Normally he’d let it slide. But she had just given him a sting of disappointment.
“At least tell me the form. Is it more like a liquid, or a powder? That’ll decide the method.”
Her pretty sky-blue eyes shifted downward. The flickering focus betrayed her extreme fluster—clearly weighing how much to reveal.
“…A thin cream.”
“Once it’s applied, is that the end of it? Does it matter if you’re caught?”
“I’d prefer not to be caught, of course… but more importantly, it needs time to work. The key is that it isn’t washed out too soon.”
“How long?”
“Uh… three or four minutes?”
She glanced up at him.
“Five, maybe?”
So five minutes, then. Vaileon smiled, lacing his fingers atop the desk. The “three or four” had just been a smokescreen.
“If you can knock someone unconscious or restrain them briefly, five minutes isn’t long.”
“That’s impossible.”
Marienne declared with the most certainty she’d shown since stepping into his office.
“Absolutely impossible.”
“What about while they’re asleep?”
“No.”
“Because of bodyguards?”
“They don’t sleep.”
“…What?”
There were people who didn’t sleep? Vaileon asked again, incredulous. Marienne scrunched her little nose.
“Just think of them as a human who doesn’t sleep.”
He couldn’t help but ask:
“They are human, right?”
“Yes.

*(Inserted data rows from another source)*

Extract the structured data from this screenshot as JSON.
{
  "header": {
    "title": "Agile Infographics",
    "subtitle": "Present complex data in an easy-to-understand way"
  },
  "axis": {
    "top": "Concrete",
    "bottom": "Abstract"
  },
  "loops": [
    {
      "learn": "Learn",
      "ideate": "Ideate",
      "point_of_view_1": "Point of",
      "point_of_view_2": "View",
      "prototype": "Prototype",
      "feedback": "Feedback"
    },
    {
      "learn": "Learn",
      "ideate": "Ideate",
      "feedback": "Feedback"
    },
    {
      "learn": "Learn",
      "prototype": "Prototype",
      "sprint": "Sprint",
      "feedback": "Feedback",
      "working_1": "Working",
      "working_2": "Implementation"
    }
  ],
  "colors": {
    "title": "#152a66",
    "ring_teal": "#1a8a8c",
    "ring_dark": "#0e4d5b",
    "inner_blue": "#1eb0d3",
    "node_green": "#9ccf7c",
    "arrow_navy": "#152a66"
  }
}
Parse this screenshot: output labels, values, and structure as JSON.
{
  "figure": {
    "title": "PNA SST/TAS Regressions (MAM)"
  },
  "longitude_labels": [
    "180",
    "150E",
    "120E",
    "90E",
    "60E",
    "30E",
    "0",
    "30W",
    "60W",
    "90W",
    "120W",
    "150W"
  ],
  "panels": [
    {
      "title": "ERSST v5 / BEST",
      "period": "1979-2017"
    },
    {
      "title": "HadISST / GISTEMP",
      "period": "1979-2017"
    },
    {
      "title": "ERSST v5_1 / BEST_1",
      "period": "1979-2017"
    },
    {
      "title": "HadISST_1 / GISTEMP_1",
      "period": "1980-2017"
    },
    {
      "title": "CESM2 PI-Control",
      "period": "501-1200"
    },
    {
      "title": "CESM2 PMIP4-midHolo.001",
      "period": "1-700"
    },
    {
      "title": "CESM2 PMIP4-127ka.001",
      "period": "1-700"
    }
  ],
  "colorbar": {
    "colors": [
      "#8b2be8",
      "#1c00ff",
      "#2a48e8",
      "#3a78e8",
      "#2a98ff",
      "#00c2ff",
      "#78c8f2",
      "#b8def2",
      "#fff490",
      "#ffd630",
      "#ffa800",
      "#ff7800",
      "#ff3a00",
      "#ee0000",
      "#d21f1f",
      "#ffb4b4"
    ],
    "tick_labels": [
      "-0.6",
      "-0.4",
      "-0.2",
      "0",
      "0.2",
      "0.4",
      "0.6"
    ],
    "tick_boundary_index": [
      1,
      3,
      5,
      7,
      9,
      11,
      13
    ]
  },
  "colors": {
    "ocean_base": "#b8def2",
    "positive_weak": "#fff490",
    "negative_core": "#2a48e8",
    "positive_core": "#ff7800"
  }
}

Horribly, yes…”
Her face as she answered was pure gloom. Vaileon watched his gentle, rabbit-like aide quietly.
Funny. She actually answers everything.
Did she not realize she could just refuse to answer? Or beg him to help first, and explain later?
Yet Marienne responded to each question dutifully. Vaileon thought uneasily that he hoped she’d never find herself under interrogation someday.
“Could it be… that someone is Duke Blackwood?”
At that, Marienne jumped so high she practically leapt a handspan off her chair—like a startled rabbit indeed.
“No. Of course not. Definitely not. Absolutely not! You’re wrong!”
She poured out denials, then bowed her head in defeat. Clearly, she was vexed at having been caught.
“Aide Didi.”
Vaileon waited patiently. Across the desk, she shifted nervously, then looked up at him.
“What on earth are you trying to put in the Duke’s hair?”